I read the novel this miniseries is based on when it first came out, so had enough distance to not completely remember the original work but enough to note the subtle differences between them. In dual roles, Mark Ruffalo is a pair of identical twins living in 1990s Connecticut. When one twin, a sensitive soul who has suffered from mental illness for much of his life, publicly cuts his hand off as a protest to the Gulf War, his brother tries to get him the health care he most desperately needs. The second twin does this while also suffering through his own problems and also delving into family secrets through the courtesy of their Italian grandfather’s unpublished memoir. It’s a dark depressing that miniseries, but also a deep showcase for Ruffalo’s incredible talent. There was also some genius casting in multiple iterations of the twins at younger ages. These actors are further supported by a pretty great cast which includes Juliette Lewis, Melissa Leo, Archie Punjabi, and Rosie O’Donnell.

Queen Bees (2021)

I’m a sucker for stories, particularly romances, involving senior citizens. Unfortunately like Poms from two years ago, the story here is super light (essentially Mean Girls set in a senior community) and with a different cast wouldn’t be better than any Lifetime or Hallmark movie.
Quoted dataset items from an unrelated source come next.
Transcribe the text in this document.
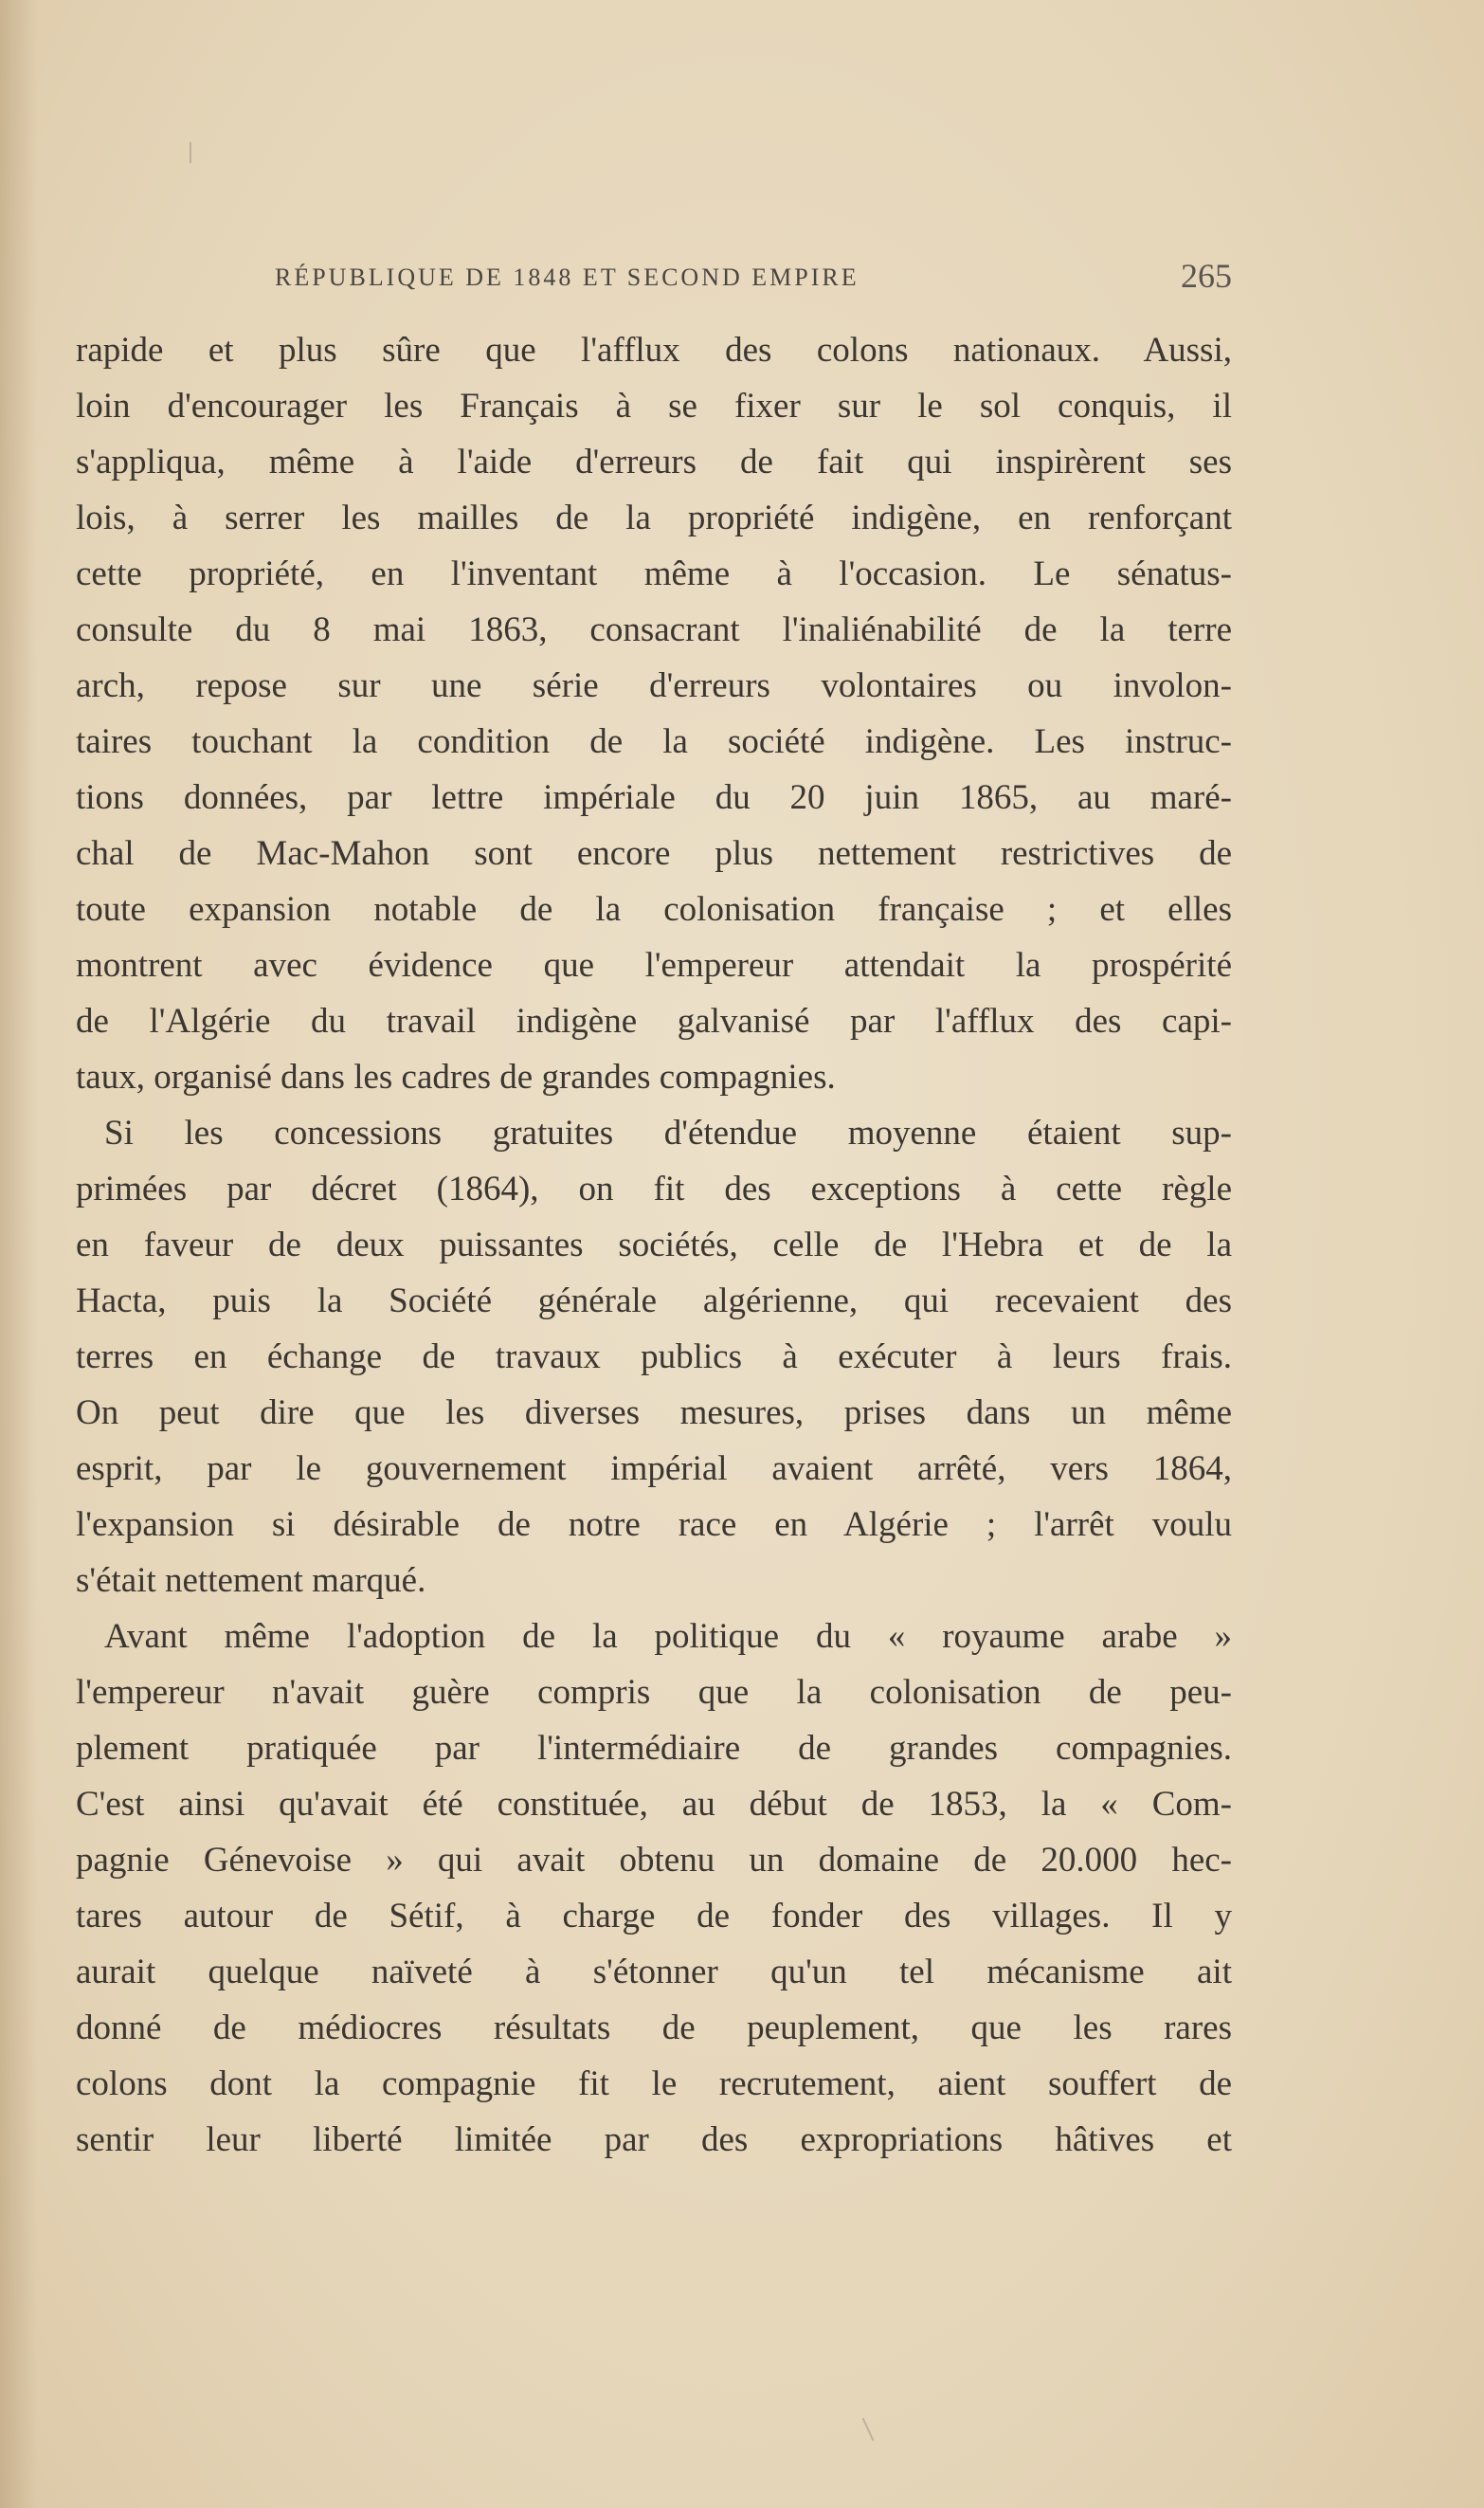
RÉPUBLIQUE DE 1848 ET SECOND EMPIRE	265
rapide et plus sûre que l'afflux des colons nationaux. Aussi,
loin d'encourager les Français à se fixer sur le sol conquis, il
s'appliqua, même à l'aide d'erreurs de fait qui inspirèrent ses
lois, à serrer les mailles de la propriété indigène, en renforçant
cette propriété, en l'inventant même à l'occasion. Le sénatus-
consulte du 8 mai 1863, consacrant l'inaliénabilité de la terre
arch, repose sur une série d'erreurs volontaires ou involon-
taires touchant la condition de la société indigène. Les instruc-
tions données, par lettre impériale du 20 juin 1865, au maré-
chal de Mac-Mahon sont encore plus nettement restrictives de
toute expansion notable de la colonisation française ; et elles
montrent avec évidence que l'empereur attendait la prospérité
de l'Algérie du travail indigène galvanisé par l'afflux des capi-
taux, organisé dans les cadres de grandes compagnies.
Si les concessions gratuites d'étendue moyenne étaient sup-
primées par décret (1864), on fit des exceptions à cette règle
en faveur de deux puissantes sociétés, celle de l'Hebra et de la
Hacta, puis la Société générale algérienne, qui recevaient des
terres en échange de travaux publics à exécuter à leurs frais.
On peut dire que les diverses mesures, prises dans un même
esprit, par le gouvernement impérial avaient arrêté, vers 1864,
l'expansion si désirable de notre race en Algérie ; l'arrêt voulu
s'était nettement marqué.
Avant même l'adoption de la politique du « royaume arabe »
l'empereur n'avait guère compris que la colonisation de peu-
plement pratiquée par l'intermédiaire de grandes compagnies.
C'est ainsi qu'avait été constituée, au début de 1853, la « Com-
pagnie Génevoise » qui avait obtenu un domaine de 20.000 hec-
tares autour de Sétif, à charge de fonder des villages. Il y
aurait quelque naïveté à s'étonner qu'un tel mécanisme ait
donné de médiocres résultats de peuplement, que les rares
colons dont la compagnie fit le recrutement, aient souffert de
sentir leur liberté limitée par des expropriations hâtives et
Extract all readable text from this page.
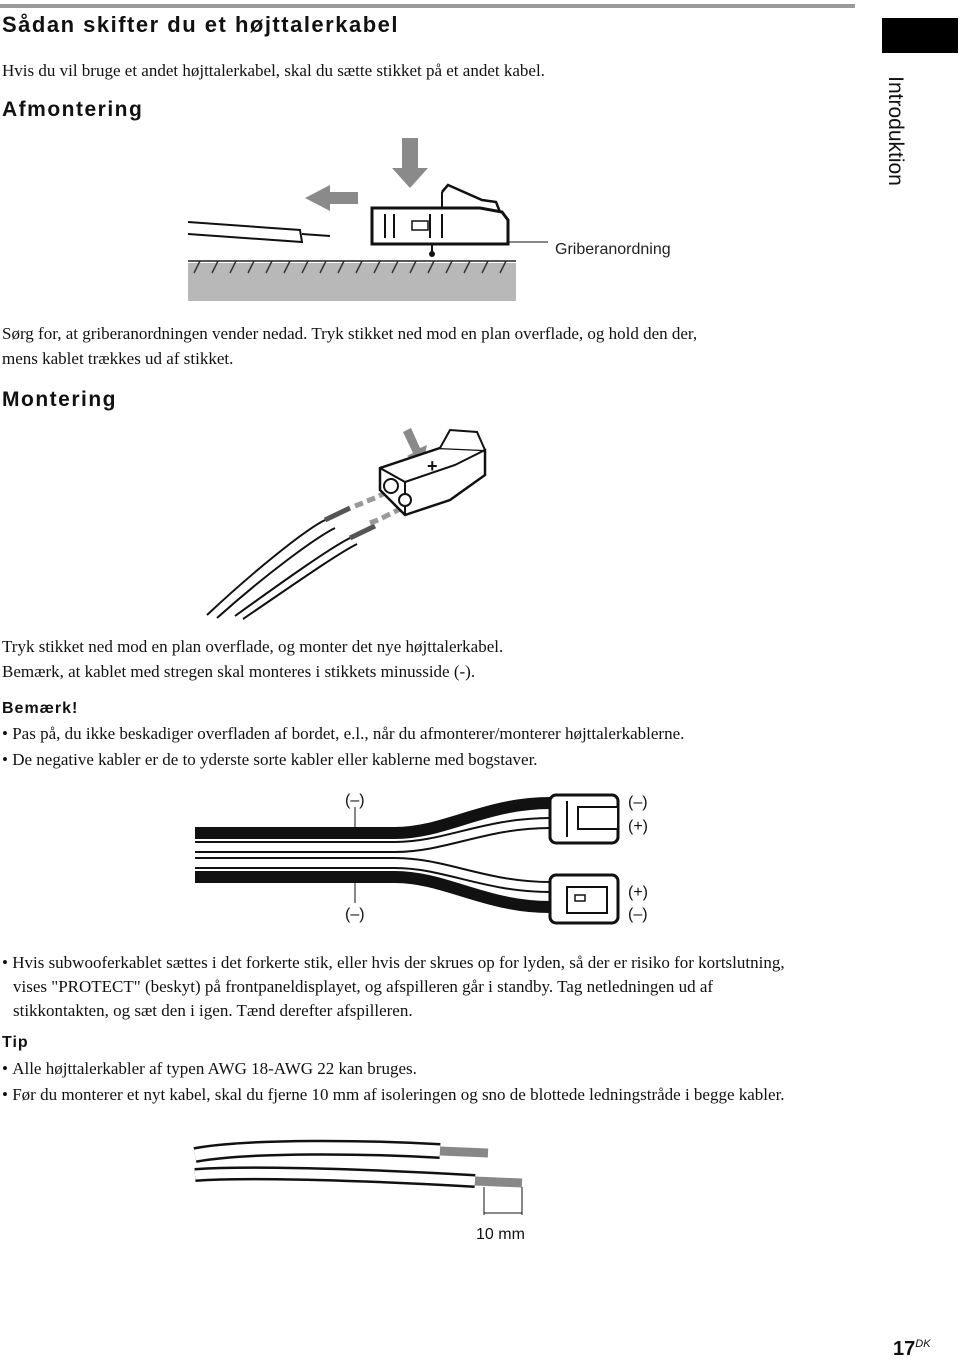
Sådan skifter du et højttalerkabel
Introduktion
Hvis du vil bruge et andet højttalerkabel, skal du sætte stikket på et andet kabel.
Afmontering
Griberanordning
Sørg for, at griberanordningen vender nedad. Tryk stikket ned mod en plan overflade, og hold den der,
mens kablet trækkes ud af stikket.
Montering
+
Tryk stikket ned mod en plan overflade, og monter det nye højttalerkabel.
Bemærk, at kablet med stregen skal monteres i stikkets minusside (-).
Bemærk!
• Pas på, du ikke beskadiger overfladen af bordet, e.l., når du afmonterer/monterer højttalerkablerne.
• De negative kabler er de to yderste sorte kabler eller kablerne med bogstaver.
(–)
(–)
(–)
(+)
(+)
(–)
• Hvis subwooferkablet sættes i det forkerte stik, eller hvis der skrues op for lyden, så der er risiko for kortslutning,
vises "PROTECT" (beskyt) på frontpaneldisplayet, og afspilleren går i standby. Tag netledningen ud af
stikkontakten, og sæt den i igen. Tænd derefter afspilleren.
Tip
• Alle højttalerkabler af typen AWG 18-AWG 22 kan bruges.
• Før du monterer et nyt kabel, skal du fjerne 10 mm af isoleringen og sno de blottede ledningstråde i begge kabler.
10 mm
$17^{DK}$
Ellen Burstyn as the main character, an older woman who experiences a house fire and is forced to temporarily move to the community, brings quality to the role, as do James Caan, Jane Curtin, Ann-Margret, and Loretta Devine as her neighbors. Christopher Lloyd is also in the film but sadly under-used in his role as a resident experiencing worsening dementia.

Supernova (2020)

Growing older, it’s a mild worry as to how I’ll experience my own lessening mental facilities. Here the experience is shown from both the perspective of the one with a dementia diagnosis and their significant other. That these two people are played by Stanley Tucci and Colin Firth adds to the quality of the film, as the duo travel on one last road trip across the UK together. It’s not a new story, but it’s filled with beautiful landscapes and there is a real loving sweetness to how the actors portray their relationship.

Luca (2021)

Storytelling-wise, this is one of the simple-mindedest Pixar films. It’s a rather bland, young person wanting to move beyond the constraints of the familial home rehash. There are also some stereotypical bits about outcasts and outcast friend groups. It all feels closer to a generic Disney film absent any of the heart normally seen in Pixar films. It is really pretty and colorful in both the underwater and Italian locales, but even the art isn’t as captivating or surprising as other Pixar films. It’s as forgettable as The Good Dinosaur and there wasn’t even an included short.

Oscar Nomination: Best Animated Feature Film

Mortal Kombat (2021)

When I was in college, my roommate introduced me and our mutual friends to both the Mortal Kombat game and the 1995 film. Those two items pair quite well together. I don’t know about later MK games, but this film doesn’t gel with the parts I’m familiar with. There’s too much time spent on a hackneyed story involving superfluous family characters. The music and fight choreography do nothing to adrenalize the viewer. Most of the actors feel rather miscast. There isn’t even a tournament. It does at least include quotes and graphic violence reminiscent of the original game.

Those Who Wish Me Dead (2021)

Less than a week ago, I had watched Hard Rain and thought how they don’t make films like that anymore. While I still assert that that is generally true, here is a film sitting firmly in that same category. A thriller with a not-quite natural setting, a completely nonsensical plot, and bad guys who are so supernatural that they have to killed them a dozen times before they stop their pursuit, the whole thing is a mess if you spend too long thinking about it. But at the same time, it remains an entertaining way to spend less than two hours. Angelina Jolie is a smokejumper, who after experiencing tragedy the year before, has found herself protecting a young boy being tracked by assassins for reasons. The good guys are helped by other good guys, the bad guys are mobilized by a Tyler Perry cameo.